Rochester has continually assessed their tree canopy. Currently Rochesters tree canopy is at 27% with a total potential of 47%. The percent of water in the city is currently 2.7% while impervious land accounts for 22%
The city spends $2 per capita on tree planting and care every year. The majority of that is spent on planting. The city is also working with residents to start a volunteer planting and care program in 2015.
The city has a standing line item in the budget each year for tree planting and maintenance. In 2013, the city planned for and budgeted funds to plant 500 trees.

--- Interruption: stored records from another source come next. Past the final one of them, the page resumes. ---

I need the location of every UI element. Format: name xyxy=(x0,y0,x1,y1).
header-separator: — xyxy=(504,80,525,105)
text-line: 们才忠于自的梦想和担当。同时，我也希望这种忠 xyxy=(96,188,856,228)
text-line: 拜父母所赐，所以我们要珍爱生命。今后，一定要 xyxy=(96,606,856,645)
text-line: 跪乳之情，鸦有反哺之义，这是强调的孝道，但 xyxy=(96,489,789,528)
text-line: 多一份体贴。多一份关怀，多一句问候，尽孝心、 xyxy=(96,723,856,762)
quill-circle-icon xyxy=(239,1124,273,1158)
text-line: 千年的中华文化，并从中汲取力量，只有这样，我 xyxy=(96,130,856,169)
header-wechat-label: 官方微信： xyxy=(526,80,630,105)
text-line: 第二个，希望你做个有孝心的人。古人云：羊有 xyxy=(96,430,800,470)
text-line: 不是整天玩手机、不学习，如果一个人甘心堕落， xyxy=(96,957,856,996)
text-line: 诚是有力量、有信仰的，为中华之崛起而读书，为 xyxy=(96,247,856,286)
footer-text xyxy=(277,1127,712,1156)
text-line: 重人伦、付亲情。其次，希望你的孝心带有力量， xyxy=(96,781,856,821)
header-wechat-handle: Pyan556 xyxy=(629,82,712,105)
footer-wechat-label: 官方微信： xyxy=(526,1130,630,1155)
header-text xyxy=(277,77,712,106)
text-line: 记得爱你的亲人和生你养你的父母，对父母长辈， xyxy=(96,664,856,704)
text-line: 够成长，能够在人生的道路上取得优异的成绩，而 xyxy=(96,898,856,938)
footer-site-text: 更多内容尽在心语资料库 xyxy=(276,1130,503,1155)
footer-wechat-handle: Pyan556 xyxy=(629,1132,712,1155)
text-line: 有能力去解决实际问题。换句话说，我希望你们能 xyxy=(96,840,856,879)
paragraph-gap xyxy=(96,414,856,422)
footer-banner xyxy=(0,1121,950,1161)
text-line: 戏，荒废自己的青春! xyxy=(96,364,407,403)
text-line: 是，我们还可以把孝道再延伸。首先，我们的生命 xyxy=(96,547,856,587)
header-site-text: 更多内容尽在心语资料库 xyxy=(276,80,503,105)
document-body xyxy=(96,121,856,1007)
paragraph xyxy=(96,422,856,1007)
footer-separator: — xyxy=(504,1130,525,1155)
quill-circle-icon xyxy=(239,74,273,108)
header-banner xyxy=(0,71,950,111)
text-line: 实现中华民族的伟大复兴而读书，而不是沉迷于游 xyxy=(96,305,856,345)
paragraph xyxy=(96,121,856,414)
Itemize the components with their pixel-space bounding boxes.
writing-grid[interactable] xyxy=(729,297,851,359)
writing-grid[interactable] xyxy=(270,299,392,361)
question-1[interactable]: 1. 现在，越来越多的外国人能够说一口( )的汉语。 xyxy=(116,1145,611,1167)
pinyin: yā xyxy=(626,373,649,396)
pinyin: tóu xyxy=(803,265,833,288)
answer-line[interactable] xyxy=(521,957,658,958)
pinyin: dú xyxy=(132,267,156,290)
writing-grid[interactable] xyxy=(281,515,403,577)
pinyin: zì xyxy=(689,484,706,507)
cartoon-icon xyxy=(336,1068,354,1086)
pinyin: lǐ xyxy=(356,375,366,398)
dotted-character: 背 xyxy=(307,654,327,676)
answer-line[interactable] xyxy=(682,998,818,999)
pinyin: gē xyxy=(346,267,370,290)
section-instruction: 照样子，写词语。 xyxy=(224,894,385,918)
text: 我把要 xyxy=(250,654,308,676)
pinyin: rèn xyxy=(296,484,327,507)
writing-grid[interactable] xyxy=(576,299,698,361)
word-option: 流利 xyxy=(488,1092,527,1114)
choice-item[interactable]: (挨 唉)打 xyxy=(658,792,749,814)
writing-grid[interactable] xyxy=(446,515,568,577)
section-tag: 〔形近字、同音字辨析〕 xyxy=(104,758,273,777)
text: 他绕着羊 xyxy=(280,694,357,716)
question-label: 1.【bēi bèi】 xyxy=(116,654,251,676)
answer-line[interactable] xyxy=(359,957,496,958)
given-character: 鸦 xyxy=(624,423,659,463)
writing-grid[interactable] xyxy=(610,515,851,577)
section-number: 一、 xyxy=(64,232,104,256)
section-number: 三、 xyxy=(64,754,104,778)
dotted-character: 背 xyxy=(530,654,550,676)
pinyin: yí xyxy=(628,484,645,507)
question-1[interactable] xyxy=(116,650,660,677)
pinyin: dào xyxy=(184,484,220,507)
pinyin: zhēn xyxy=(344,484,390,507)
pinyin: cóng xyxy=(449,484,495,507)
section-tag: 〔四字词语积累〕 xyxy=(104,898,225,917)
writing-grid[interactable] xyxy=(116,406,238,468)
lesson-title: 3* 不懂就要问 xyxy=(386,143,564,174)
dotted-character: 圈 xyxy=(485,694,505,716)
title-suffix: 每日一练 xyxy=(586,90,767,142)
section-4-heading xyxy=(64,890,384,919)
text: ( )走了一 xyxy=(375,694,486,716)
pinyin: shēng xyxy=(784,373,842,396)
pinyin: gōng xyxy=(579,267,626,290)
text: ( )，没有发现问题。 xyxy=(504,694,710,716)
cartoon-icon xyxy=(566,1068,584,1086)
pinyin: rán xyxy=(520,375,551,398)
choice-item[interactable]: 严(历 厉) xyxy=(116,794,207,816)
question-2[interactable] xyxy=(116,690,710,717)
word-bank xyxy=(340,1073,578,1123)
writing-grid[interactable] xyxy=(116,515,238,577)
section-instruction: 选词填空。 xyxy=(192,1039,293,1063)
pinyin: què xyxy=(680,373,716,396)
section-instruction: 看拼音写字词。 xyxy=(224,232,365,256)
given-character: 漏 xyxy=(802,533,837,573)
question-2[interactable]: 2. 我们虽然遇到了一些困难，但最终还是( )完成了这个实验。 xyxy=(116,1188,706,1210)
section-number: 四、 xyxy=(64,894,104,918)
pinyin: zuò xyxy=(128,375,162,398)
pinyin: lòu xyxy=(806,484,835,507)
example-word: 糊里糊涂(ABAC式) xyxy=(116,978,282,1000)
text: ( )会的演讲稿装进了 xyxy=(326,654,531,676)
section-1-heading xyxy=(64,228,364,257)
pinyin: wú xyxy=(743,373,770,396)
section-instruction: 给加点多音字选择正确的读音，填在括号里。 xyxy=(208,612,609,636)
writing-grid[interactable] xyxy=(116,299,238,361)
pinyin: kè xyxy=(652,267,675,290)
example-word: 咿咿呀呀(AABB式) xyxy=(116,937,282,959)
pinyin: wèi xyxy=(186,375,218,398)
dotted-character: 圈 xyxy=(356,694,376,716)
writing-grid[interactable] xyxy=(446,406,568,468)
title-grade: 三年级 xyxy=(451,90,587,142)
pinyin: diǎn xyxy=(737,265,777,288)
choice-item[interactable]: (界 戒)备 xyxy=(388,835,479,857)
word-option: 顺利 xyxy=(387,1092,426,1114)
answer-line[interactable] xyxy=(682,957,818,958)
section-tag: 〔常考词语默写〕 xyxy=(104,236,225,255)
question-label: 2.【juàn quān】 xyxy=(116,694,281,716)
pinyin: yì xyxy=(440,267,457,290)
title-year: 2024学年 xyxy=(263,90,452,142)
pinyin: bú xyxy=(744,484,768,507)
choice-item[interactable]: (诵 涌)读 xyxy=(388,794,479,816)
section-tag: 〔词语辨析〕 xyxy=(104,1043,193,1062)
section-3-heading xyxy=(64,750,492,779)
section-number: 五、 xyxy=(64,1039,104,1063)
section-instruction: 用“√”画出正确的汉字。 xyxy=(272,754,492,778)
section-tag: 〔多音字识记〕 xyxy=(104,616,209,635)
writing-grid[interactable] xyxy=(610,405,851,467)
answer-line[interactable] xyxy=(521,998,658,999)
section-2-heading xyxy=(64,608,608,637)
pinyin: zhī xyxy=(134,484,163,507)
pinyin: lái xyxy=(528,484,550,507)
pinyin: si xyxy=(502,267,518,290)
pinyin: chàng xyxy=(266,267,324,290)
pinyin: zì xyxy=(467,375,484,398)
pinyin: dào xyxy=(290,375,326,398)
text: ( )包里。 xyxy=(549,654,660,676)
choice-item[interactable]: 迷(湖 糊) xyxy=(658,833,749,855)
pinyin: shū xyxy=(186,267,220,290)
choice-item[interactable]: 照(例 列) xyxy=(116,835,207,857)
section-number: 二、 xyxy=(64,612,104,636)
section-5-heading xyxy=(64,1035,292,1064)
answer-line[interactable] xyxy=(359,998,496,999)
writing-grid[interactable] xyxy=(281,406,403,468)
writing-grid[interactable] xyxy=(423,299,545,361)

In 2009, the City of Woodbury received a Community Conservation Assistance Grant through the Minnesota Department of Natural Resources’ Metro Greenways Program. The purpose of the grant was to conduct an Urban Tree Canopy assessment, in order to determine the current tree cover across the city. The Urban Tree Canopy (UTC) is the layer of leaves, branches, and stems of trees that cover the ground when viewed from above.
The most important finding of the UTC assessment was the percent tree canopy cover for the City of Woodbury. The city currently has a canopy cover of approximately 22%. The 70% of the city that is developed to its ultimate condition has a canopy of 23%. There is a significant range in the canopy among neighborhoods. Neighborhoods, depending on age and development practices at the time of development, have a canopy cover anywhere between 10% and 50%.
Based on the results of the UTC, the city set goals for increasing UTC, developed an implementation plan for achieving the goals, and has established a monitoring program to track progress. Based on research identifying the benefits of trees in the urban landscape, Woodbury has adopted the goal of increasing the UTC in the city’s 2030 Comprehensive Plan. These benefits include improved water and air quality, reduced heating and cooling costs, and increased property values.
Development projects that remove trees must replace 10-50% DBH depending on the context. All trees removed as part of the Emerald Ash Borer Management plan must be replaced and after the EAB project has finished the informal goal is to continue planting 400-600 trees per year.
Duluth just completed a street tree inventory using iTree and has begun analyzing the results to find patterns in tree dispersal and guide planting efforts.